O Festival Internacional de Cinema de Berlim não é apenas uma das plataformas mais respeitadas e diversificadas do mundo para o novo cinema global audacioso – também é um dos mais estranhos festivais cinematográficos do planeta.

Conhecido pelos locais e tipos de indústria cinematográfica como a Berlinale, o festival repleto de estrelas inclui sempre uma presença LGBTQ excepcionalmente forte, incluindo estreias mundiais e novas e ousadas novas obras de um arco-íris de nações.

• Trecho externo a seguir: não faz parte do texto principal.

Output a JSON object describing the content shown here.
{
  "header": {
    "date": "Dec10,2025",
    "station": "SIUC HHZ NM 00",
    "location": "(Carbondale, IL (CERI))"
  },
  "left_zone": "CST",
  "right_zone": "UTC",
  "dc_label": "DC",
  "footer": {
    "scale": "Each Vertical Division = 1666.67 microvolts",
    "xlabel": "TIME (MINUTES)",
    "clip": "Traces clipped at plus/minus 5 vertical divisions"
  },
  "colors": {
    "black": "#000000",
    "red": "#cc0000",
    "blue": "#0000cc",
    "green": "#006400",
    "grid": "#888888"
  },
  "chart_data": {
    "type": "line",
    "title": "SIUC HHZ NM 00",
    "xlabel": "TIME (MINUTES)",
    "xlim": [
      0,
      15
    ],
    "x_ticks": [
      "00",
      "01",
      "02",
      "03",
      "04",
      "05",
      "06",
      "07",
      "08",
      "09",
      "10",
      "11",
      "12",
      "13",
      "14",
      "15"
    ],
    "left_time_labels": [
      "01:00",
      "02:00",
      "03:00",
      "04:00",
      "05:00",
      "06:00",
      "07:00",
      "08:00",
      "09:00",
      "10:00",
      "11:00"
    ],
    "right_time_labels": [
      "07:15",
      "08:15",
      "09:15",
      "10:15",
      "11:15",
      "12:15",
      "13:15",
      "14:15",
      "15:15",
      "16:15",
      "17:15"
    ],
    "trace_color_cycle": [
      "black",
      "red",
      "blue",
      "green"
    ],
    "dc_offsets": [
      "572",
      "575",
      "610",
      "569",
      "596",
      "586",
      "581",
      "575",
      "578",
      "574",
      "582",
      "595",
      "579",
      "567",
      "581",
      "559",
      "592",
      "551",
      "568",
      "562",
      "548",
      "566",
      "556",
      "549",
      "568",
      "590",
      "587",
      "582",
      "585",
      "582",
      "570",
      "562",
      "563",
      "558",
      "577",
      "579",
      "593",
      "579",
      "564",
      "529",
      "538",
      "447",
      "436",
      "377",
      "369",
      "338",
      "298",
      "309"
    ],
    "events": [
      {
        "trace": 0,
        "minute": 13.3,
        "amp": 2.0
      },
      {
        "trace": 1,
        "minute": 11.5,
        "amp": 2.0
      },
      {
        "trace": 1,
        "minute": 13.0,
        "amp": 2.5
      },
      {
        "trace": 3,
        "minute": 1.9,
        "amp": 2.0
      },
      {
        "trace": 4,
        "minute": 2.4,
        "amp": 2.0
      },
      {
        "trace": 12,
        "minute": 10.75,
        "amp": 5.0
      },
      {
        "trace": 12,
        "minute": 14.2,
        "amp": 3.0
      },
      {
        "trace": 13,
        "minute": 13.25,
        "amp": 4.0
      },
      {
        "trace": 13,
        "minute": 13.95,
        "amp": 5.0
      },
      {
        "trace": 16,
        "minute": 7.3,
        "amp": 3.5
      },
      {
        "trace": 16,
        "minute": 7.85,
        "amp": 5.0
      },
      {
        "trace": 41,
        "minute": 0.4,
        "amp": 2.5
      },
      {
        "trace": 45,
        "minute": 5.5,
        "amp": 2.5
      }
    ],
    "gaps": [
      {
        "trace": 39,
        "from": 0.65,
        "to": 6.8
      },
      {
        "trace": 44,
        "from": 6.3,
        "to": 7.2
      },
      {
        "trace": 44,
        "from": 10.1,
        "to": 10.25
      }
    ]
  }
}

A lista de LGBTQ deste ano é particularmente forte na Berlinale, que vai de 9 a 19 de fevereiro, com mais de 20 longas-metragens de todo o mundo. Aqui estão nossas escolhas para os melhores títulos do festival para assistir.

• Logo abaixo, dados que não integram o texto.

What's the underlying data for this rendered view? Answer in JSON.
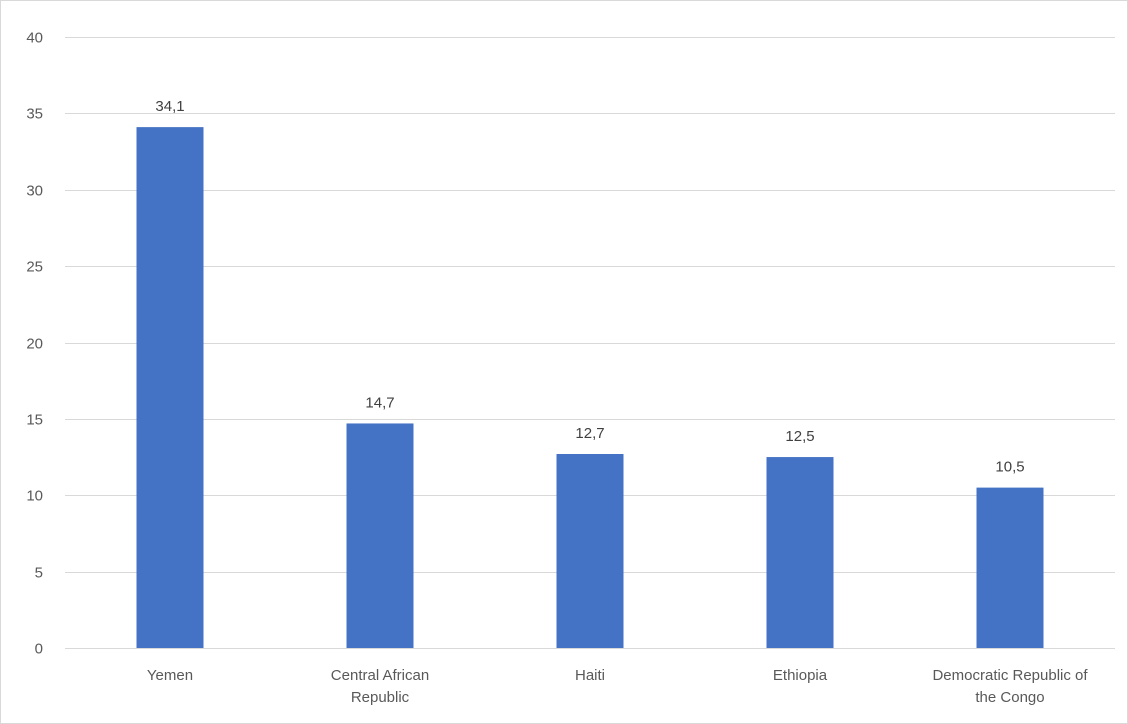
{
  "chart_data": {
    "type": "bar",
    "categories": [
      "Yemen",
      "Central African Republic",
      "Haiti",
      "Ethiopia",
      "Democratic Republic of the Congo"
    ],
    "category_lines": [
      [
        "Yemen"
      ],
      [
        "Central African",
        "Republic"
      ],
      [
        "Haiti"
      ],
      [
        "Ethiopia"
      ],
      [
        "Democratic Republic of",
        "the Congo"
      ]
    ],
    "values": [
      34.1,
      14.7,
      12.7,
      12.5,
      10.5
    ],
    "data_labels": [
      "34,1",
      "14,7",
      "12,7",
      "12,5",
      "10,5"
    ],
    "yticks": [
      0,
      5,
      10,
      15,
      20,
      25,
      30,
      35,
      40
    ],
    "ylim": [
      0,
      40
    ],
    "title": "",
    "xlabel": "",
    "ylabel": "",
    "grid": true,
    "legend": "none",
    "bar_color": "#4472c4"
  }
}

E não se esqueça de que a cobertura do Festival de Cinema de Berlim 2017 está na programação dos canais CS Claro.

Uma mulher fantástica (Una Mujer Fantástica) (Chile)

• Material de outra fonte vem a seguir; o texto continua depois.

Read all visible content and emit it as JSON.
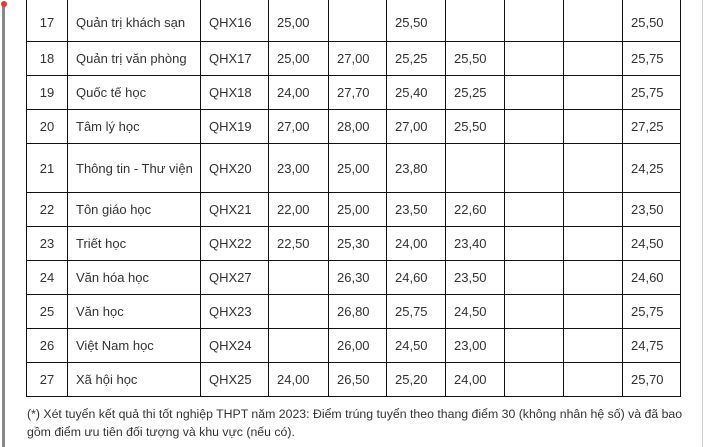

Daniela Vega, a fantástica actriz chilena que protagonizou “A Visita”, de 2015, destaca-se como Marina, que, após a súbita morte de seu amante mais velho, Orlando, enfrenta escrutínio da polícia e total desprezo e abuso Da ex-esposa e família de Orlando. Este é o filme LGBTQ-themed que vai competir este ano para o prestigiado Prêmio Berlin e Golden Bear Prata.

Minha Berlim Ocidental Maravilhosa (Alemanha)

Certamente para ser um sucesso enorme com a multidão estranha da cidade natal, está mais atrasada do documentarista Jochen Hick (que explorou previamente a história gay escondida de Germany Oriental) olha a herança gay de Berlim ocidental, onde um dos LGBTQ mais velhos do mundo vizinhos e comunidades. Conseguiu perseverar apesar do Muro de Berlim, sentando as bases para o status da cidade hoje como uma das principais capitais gay do mundo.

Discreet (EUA)

O diretor Sex-positive Travis Mathews (“Interior”, “Leather Bar” e “I Want Your Love”) estreia seu mais recente filme na Berlinale deste ano, a história de um gay drifter / cineasta que retorna às margens do homofóbico pequeno- Cidade América para enfrentar seu próprio passado escuro e misterioso.

Chavela (México)

Provável amante de Frida Kahlo e definitiva musa de Pedro Almodóvar, Chavela Vargas foi uma das cantoras mais queridas do México, e viveu abertamente como lésbica até sua morte em 2012 com a idade de 93. Este documentário amoroso traça sua longa vida e sucesso, e apresenta entrevistas nunca antes vistas com a própria Chavela, bem como com seus parceiros e contemporâneos.

Os Misandrists (Alemanha)

Geralmente, Bruce LaBruce, criador de filmes esquisitos, está de volta com um tipo de história diferente, pois um exército de amantes / terroristas radicais se prepara para finalmente derrubar o patriarcado para uma intifada lésbica, inaugurando assim a nova ordem mundial feminina. Líder do elenco como Big Mother é a veterana da LaBruce, Susanne Sachsse, que também estreia em outro filme, LaBruce está estreando na Berlinale, “Ulrike’s Brain”, onde ela é uma médica que se comunica telepaticamente com o cérebro preservado da revolucionária alemã Ulrike Meinhof.